- Crozier Location within the state of Arizona Crozier Crozier (the United States)
- Coordinates: 35°25′22″N 113°38′55″W﻿ / ﻿35.42278°N 113.64861°W
- Country: United States
- State: Arizona
- County: Mohave

Area
- • Total: 1.05 sq mi (2.72 km^{2})
- • Land: 1.05 sq mi (2.72 km^{2})
- • Water: 0 sq mi (0.00 km^{2})
- Elevation: 3,983 ft (1,214 m)

Population (2020)
- • Total: 21
- • Density: 20.0/sq mi (7.72/km^{2})
- Time zone: UTC-7 (MST)
- Area code: 928
- FIPS code: 04-17460
- GNIS feature ID: 2582766

= Crozier, Arizona =

Crozier is an unincorporated community and census-designated place (CDP) in Mohave County, Arizona, United States. The population was 21 at the 2020 census.

==Geography==
Crozier is located in eastern Mohave County along Arizona State Route 66, the former US 66. It is 35 mi northeast of Kingman, the county seat, and 52 mi northwest of Seligman.
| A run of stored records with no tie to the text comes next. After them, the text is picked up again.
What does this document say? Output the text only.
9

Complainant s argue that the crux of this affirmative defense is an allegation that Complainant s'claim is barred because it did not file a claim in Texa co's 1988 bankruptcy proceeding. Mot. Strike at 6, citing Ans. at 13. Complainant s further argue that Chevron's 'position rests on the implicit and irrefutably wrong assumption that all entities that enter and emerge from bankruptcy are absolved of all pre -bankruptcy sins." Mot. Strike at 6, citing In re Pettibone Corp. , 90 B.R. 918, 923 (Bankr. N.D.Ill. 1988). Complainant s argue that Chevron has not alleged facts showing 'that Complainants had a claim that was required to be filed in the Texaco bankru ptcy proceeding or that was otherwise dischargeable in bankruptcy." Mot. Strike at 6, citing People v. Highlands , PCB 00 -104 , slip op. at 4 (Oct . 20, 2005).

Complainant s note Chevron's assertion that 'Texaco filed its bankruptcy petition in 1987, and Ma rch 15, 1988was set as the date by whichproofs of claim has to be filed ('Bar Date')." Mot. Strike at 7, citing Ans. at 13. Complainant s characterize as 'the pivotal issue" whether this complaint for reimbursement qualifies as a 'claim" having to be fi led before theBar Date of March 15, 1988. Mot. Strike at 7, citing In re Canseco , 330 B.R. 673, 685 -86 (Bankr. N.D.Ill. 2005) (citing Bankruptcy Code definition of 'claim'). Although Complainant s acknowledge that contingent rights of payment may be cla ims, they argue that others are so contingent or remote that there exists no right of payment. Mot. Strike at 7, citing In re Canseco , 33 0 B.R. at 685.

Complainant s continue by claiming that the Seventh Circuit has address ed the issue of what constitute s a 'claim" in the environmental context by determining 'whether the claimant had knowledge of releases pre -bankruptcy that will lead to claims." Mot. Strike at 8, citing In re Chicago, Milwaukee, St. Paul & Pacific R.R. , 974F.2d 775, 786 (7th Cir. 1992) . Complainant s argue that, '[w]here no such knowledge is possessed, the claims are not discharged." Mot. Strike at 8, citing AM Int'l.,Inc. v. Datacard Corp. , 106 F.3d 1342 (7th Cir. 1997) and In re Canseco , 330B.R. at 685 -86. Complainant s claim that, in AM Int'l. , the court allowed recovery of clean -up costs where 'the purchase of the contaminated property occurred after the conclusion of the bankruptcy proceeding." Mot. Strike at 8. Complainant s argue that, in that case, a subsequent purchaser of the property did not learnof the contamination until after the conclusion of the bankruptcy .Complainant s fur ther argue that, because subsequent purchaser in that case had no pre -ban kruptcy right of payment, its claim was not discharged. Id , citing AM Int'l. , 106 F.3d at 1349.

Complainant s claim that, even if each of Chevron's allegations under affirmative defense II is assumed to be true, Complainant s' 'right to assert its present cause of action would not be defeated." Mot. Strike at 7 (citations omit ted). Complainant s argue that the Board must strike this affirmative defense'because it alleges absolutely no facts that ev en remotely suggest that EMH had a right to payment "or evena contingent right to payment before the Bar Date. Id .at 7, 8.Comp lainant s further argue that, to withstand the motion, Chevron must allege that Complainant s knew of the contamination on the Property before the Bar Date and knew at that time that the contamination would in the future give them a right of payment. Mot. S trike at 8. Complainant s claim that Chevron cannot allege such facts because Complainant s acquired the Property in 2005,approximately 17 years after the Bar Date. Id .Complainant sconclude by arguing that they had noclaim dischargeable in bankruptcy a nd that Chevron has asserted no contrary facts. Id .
According to the United States Census Bureau, the CDP has a total area of 1.05 sqmi, all land.

==Demographics==

As of the 2010 census, there were 14 people living in the CDP: 7 male and 7 female. 0 were 19 years old or younger, 2 were ages 20–34, 0 were between the ages of 35 and 49, 7 were between 50 and 64, and the remaining 5 were aged 65 and above. The median age was 59.0 years.

The racial makeup of the CDP was 92.9% White, and 7.1% Other. 7.1% of the population were Hispanic or Latino of any race.
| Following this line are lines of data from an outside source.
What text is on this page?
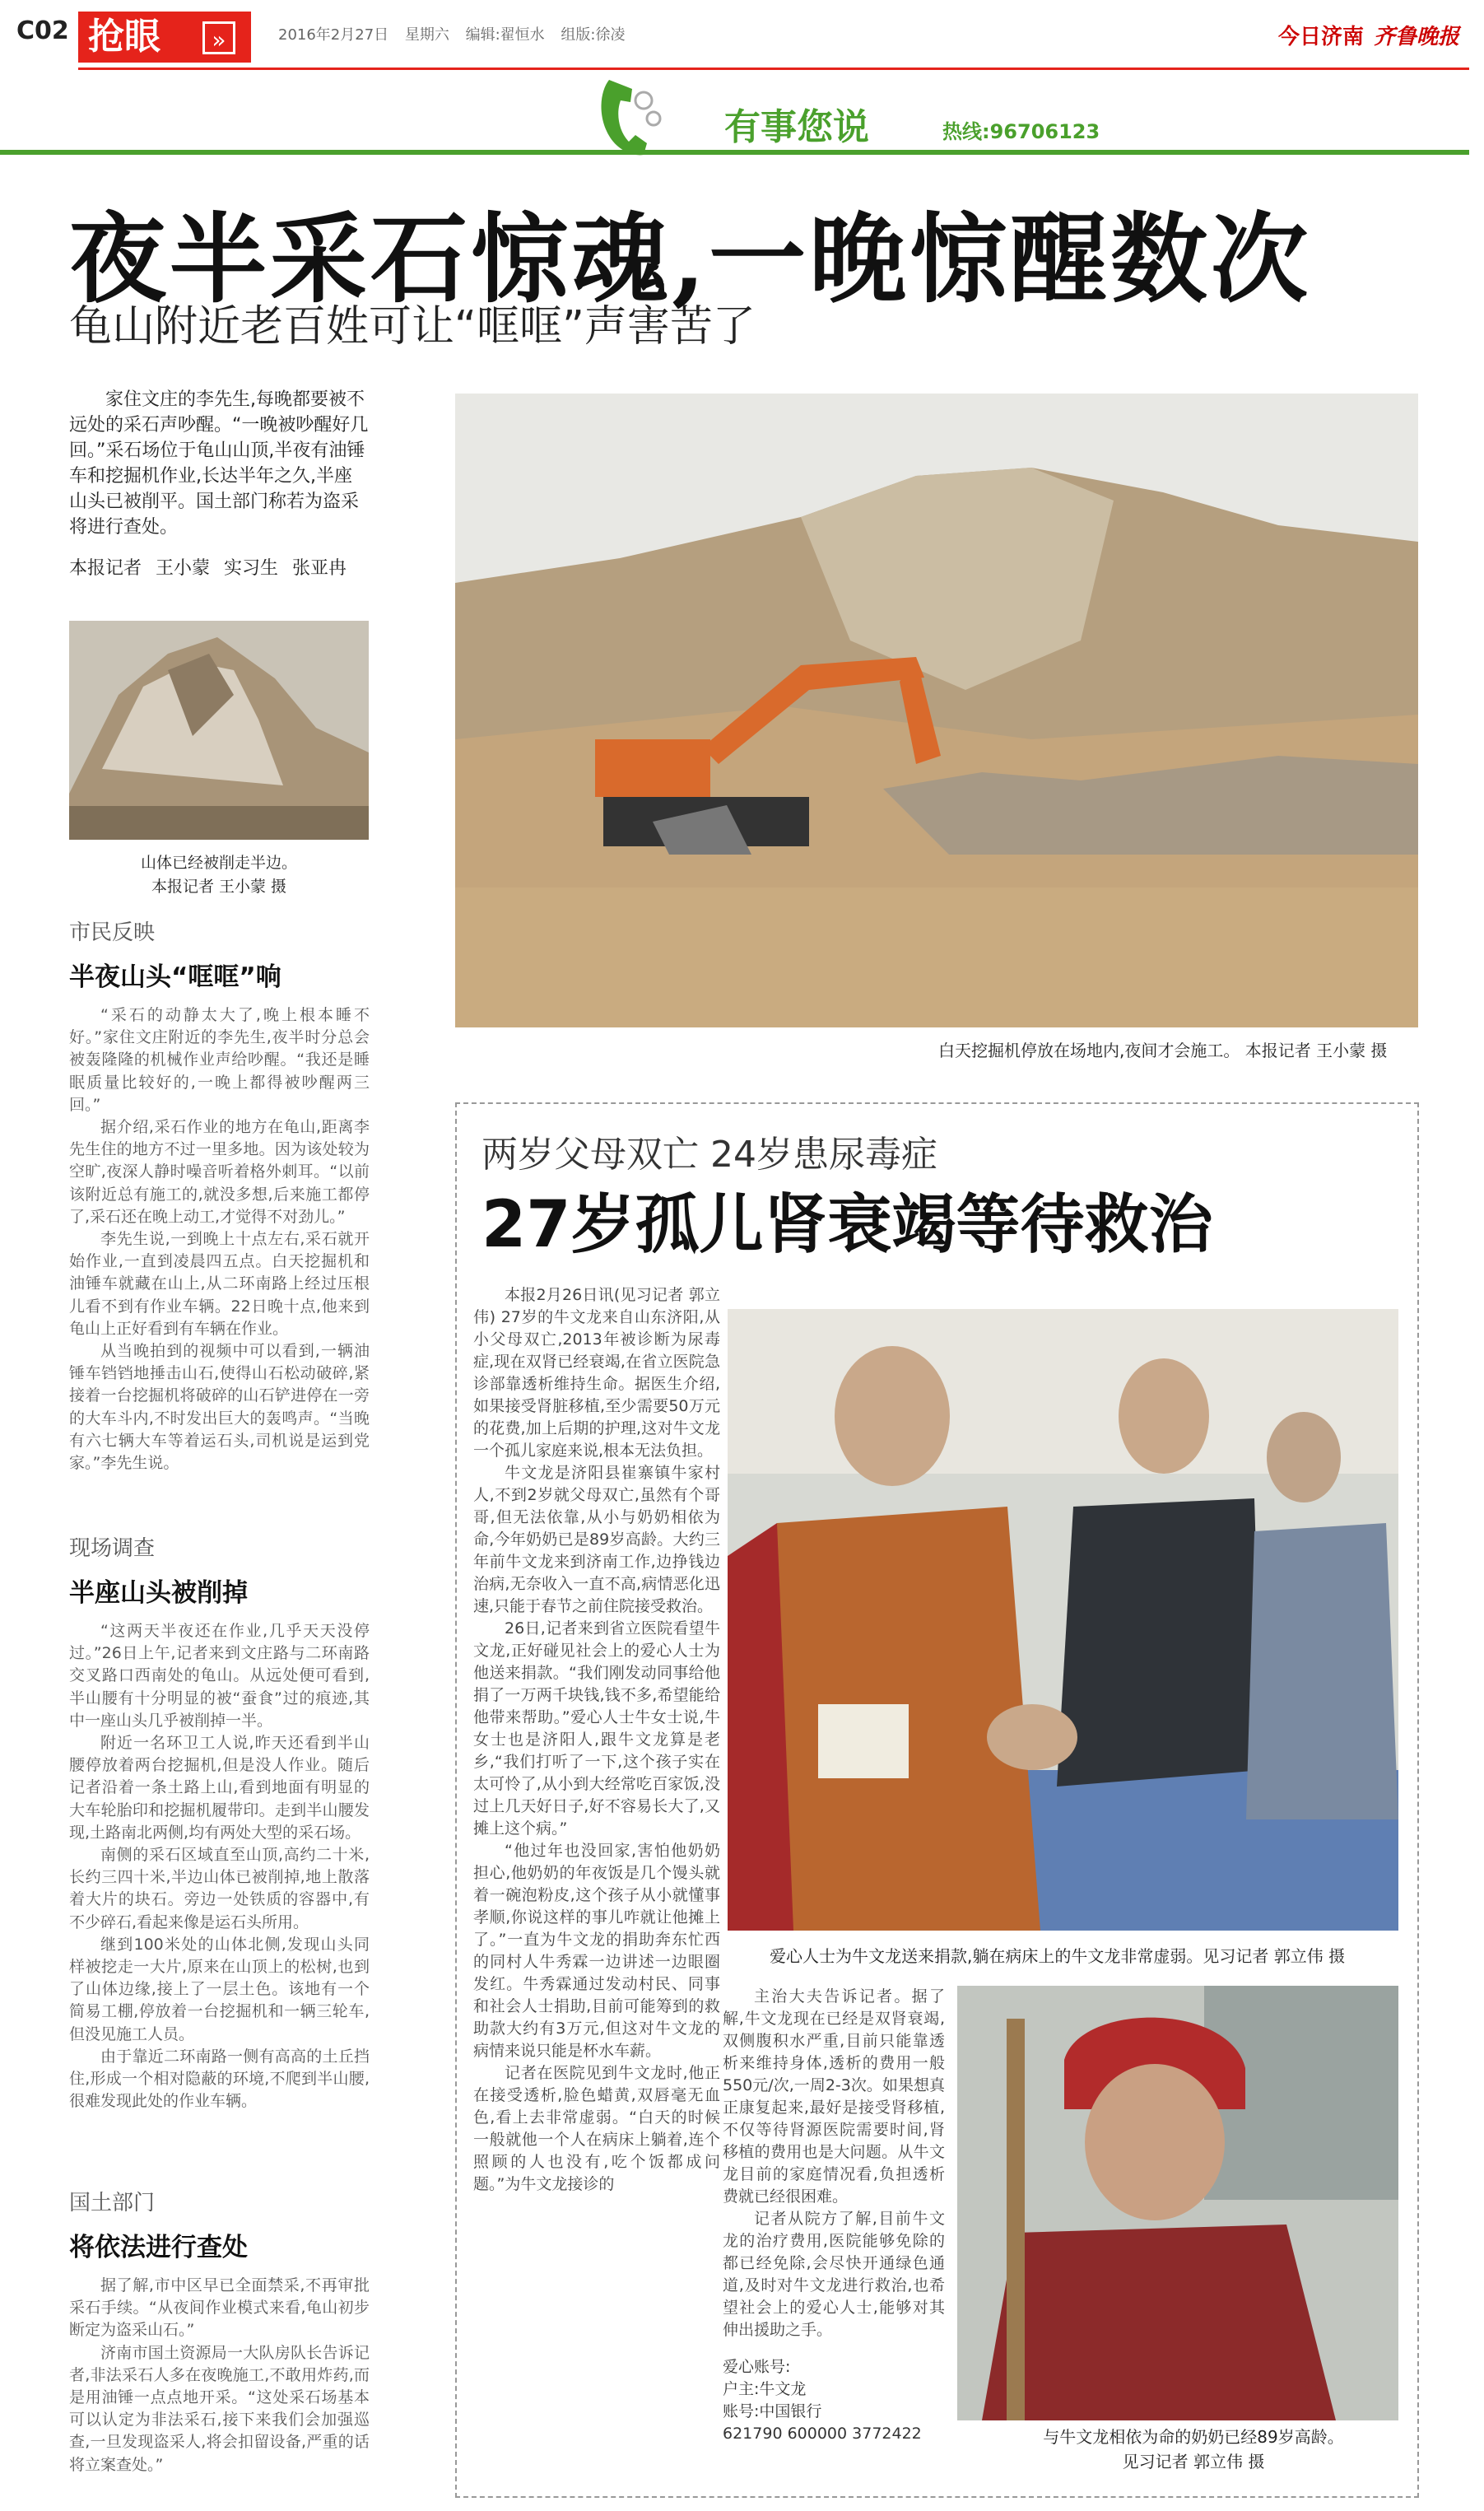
C02 抢眼	»	2016年2月27日 星期六 编辑:翟恒水 组版:徐凌	今日济南 齐鲁晚报
有事您说	热线:96706123
夜半采石惊魂,一晚惊醒数次
龟山附近老百姓可让“哐哐”声害苦了

家住文庄的李先生,每晚都要被不远处的采石声吵醒。“一晚被吵醒好几回。”采石场位于龟山山顶,半夜有油锤车和挖掘机作业,长达半年之久,半座山头已被削平。国土部门称若为盗采将进行查处。

本报记者 王小蒙 实习生 张亚冉
山体已经被削走半边。
本报记者 王小蒙 摄
市民反映
半夜山头“哐哐”响

“采石的动静太大了,晚上根本睡不好。”家住文庄附近的李先生,夜半时分总会被轰隆隆的机械作业声给吵醒。“我还是睡眠质量比较好的,一晚上都得被吵醒两三回。”

据介绍,采石作业的地方在龟山,距离李先生住的地方不过一里多地。因为该处较为空旷,夜深人静时噪音听着格外刺耳。“以前该附近总有施工的,就没多想,后来施工都停了,采石还在晚上动工,才觉得不对劲儿。”

李先生说,一到晚上十点左右,采石就开始作业,一直到凌晨四五点。白天挖掘机和油锤车就藏在山上,从二环南路上经过压根儿看不到有作业车辆。22日晚十点,他来到龟山上正好看到有车辆在作业。

从当晚拍到的视频中可以看到,一辆油锤车铛铛地捶击山石,使得山石松动破碎,紧接着一台挖掘机将破碎的山石铲进停在一旁的大车斗内,不时发出巨大的轰鸣声。“当晚有六七辆大车等着运石头,司机说是运到党家。”李先生说。

现场调查
半座山头被削掉

“这两天半夜还在作业,几乎天天没停过。”26日上午,记者来到文庄路与二环南路交叉路口西南处的龟山。从远处便可看到,半山腰有十分明显的被“蚕食”过的痕迹,其中一座山头几乎被削掉一半。

附近一名环卫工人说,昨天还看到半山腰停放着两台挖掘机,但是没人作业。随后记者沿着一条土路上山,看到地面有明显的大车轮胎印和挖掘机履带印。走到半山腰发现,土路南北两侧,均有两处大型的采石场。

南侧的采石区域直至山顶,高约二十米,长约三四十米,半边山体已被削掉,地上散落着大片的块石。旁边一处铁质的容器中,有不少碎石,看起来像是运石头所用。

继到100米处的山体北侧,发现山头同样被挖走一大片,原来在山顶上的松树,也到了山体边缘,接上了一层土色。该地有一个简易工棚,停放着一台挖掘机和一辆三轮车,但没见施工人员。

由于靠近二环南路一侧有高高的土丘挡住,形成一个相对隐蔽的环境,不爬到半山腰,很难发现此处的作业车辆。

国土部门
将依法进行查处

据了解,市中区早已全面禁采,不再审批采石手续。“从夜间作业模式来看,龟山初步断定为盗采山石。”

济南市国土资源局一大队房队长告诉记者,非法采石人多在夜晚施工,不敢用炸药,而是用油锤一点点地开采。“这处采石场基本可以认定为非法采石,接下来我们会加强巡查,一旦发现盗采人,将会扣留设备,严重的话将立案查处。”

白天挖掘机停放在场地内,夜间才会施工。 本报记者 王小蒙 摄
两岁父母双亡 24岁患尿毒症
27岁孤儿肾衰竭等待救治

本报2月26日讯(见习记者 郭立伟) 27岁的牛文龙来自山东济阳,从小父母双亡,2013年被诊断为尿毒症,现在双肾已经衰竭,在省立医院急诊部靠透析维持生命。据医生介绍,如果接受肾脏移植,至少需要50万元的花费,加上后期的护理,这对牛文龙一个孤儿家庭来说,根本无法负担。

牛文龙是济阳县崔寨镇牛家村人,不到2岁就父母双亡,虽然有个哥哥,但无法依靠,从小与奶奶相依为命,今年奶奶已是89岁高龄。大约三年前牛文龙来到济南工作,边挣钱边治病,无奈收入一直不高,病情恶化迅速,只能于春节之前住院接受救治。

26日,记者来到省立医院看望牛文龙,正好碰见社会上的爱心人士为他送来捐款。“我们刚发动同事给他捐了一万两千块钱,钱不多,希望能给他带来帮助。”爱心人士牛女士说,牛女士也是济阳人,跟牛文龙算是老乡,“我们打听了一下,这个孩子实在太可怜了,从小到大经常吃百家饭,没过上几天好日子,好不容易长大了,又摊上这个病。”

“他过年也没回家,害怕他奶奶担心,他奶奶的年夜饭是几个馒头就着一碗泡粉皮,这个孩子从小就懂事孝顺,你说这样的事儿咋就让他摊上了。”一直为牛文龙的捐助奔东忙西的同村人牛秀霖一边讲述一边眼圈发红。牛秀霖通过发动村民、同事和社会人士捐助,目前可能筹到的救助款大约有3万元,但这对牛文龙的病情来说只能是杯水车薪。

记者在医院见到牛文龙时,他正在接受透析,脸色蜡黄,双唇毫无血色,看上去非常虚弱。“白天的时候一般就他一个人在病床上躺着,连个照顾的人也没有,吃个饭都成问题。”为牛文龙接诊的

爱心人士为牛文龙送来捐款,躺在病床上的牛文龙非常虚弱。见习记者 郭立伟 摄

主治大夫告诉记者。据了解,牛文龙现在已经是双肾衰竭,双侧腹积水严重,目前只能靠透析来维持身体,透析的费用一般550元/次,一周2-3次。如果想真正康复起来,最好是接受肾移植,不仅等待肾源医院需要时间,肾移植的费用也是大问题。从牛文龙目前的家庭情况看,负担透析费就已经很困难。

记者从院方了解,目前牛文龙的治疗费用,医院能够免除的都已经免除,会尽快开通绿色通道,及时对牛文龙进行救治,也希望社会上的爱心人士,能够对其伸出援助之手。

爱心账号:
户主:牛文龙
账号:中国银行
621790 600000 3772422	与牛文龙相依为命的奶奶已经89岁高龄。
见习记者 郭立伟 摄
There were 8 households in the CDP, 4 family households (50%) and 4 non-family households (50%), with an average household size of 1.5. Of the family households, all 4 were married couples living together, while the non-family households consisted of 4 adults living alone: 2 male and 2 female.
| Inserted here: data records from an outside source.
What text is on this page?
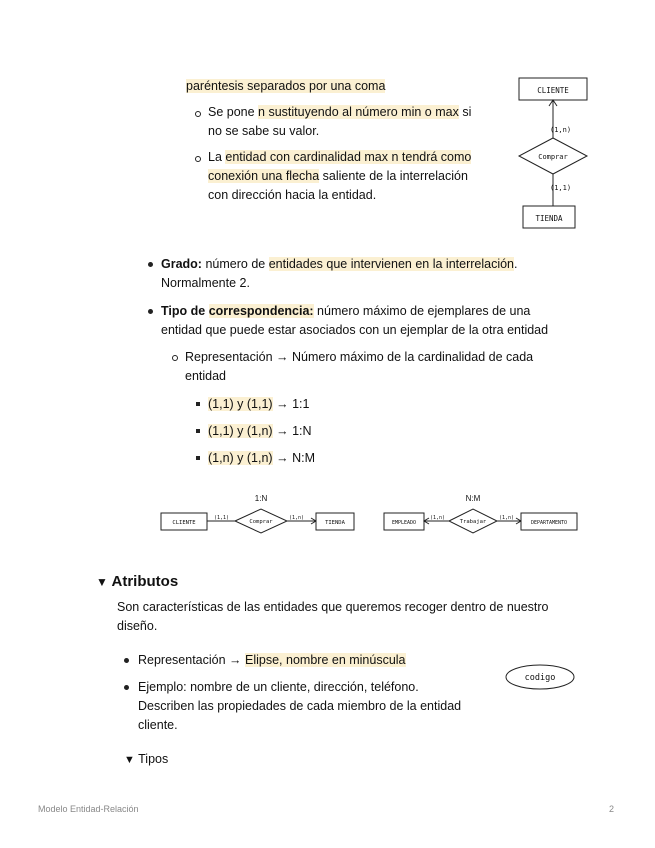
paréntesis separados por una coma
Se pone n sustituyendo al número min o max si
no se sabe su valor.
La entidad con cardinalidad max n tendrá como
conexión una flecha saliente de la interrelación
con dirección hacia la entidad.
CLIENTE
(1,n)
Comprar
(1,1)
TIENDA
Grado: número de entidades que intervienen en la interrelación.
Normalmente 2.
Tipo de correspondencia: número máximo de ejemplares de una
entidad que puede estar asociados con un ejemplar de la otra entidad
Representación → Número máximo de la cardinalidad de cada
entidad
(1,1) y (1,1) → 1:1
(1,1) y (1,n) → 1:N
(1,n) y (1,n) → N:M
1:N
CLIENTE
(1,1)
Comprar
(1,n)
TIENDA
N:M
EMPLEADO
(1,n)
Trabajar
(1,n)
DEPARTAMENTO
▼ Atributos
Son características de las entidades que queremos recoger dentro de nuestro
diseño.
Representación → Elipse, nombre en minúscula
Ejemplo: nombre de un cliente, dirección, teléfono.
Describen las propiedades de cada miembro de la entidad
cliente.
codigo
▼ Tipos
Modelo Entidad-Relación	2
The CDP contained 11 housing units, of which 8 were occupied and 3 were vacant.

Historical population
| Census | Pop. | Note | %± |
| 2010 | 14 |  | — |
| 2020 | 21 |  | 50.0% |
U.S. Decennial Census

==Education==
The Valentine Elementary School District, which contains Crozier, has its single K-8 school in Truxton.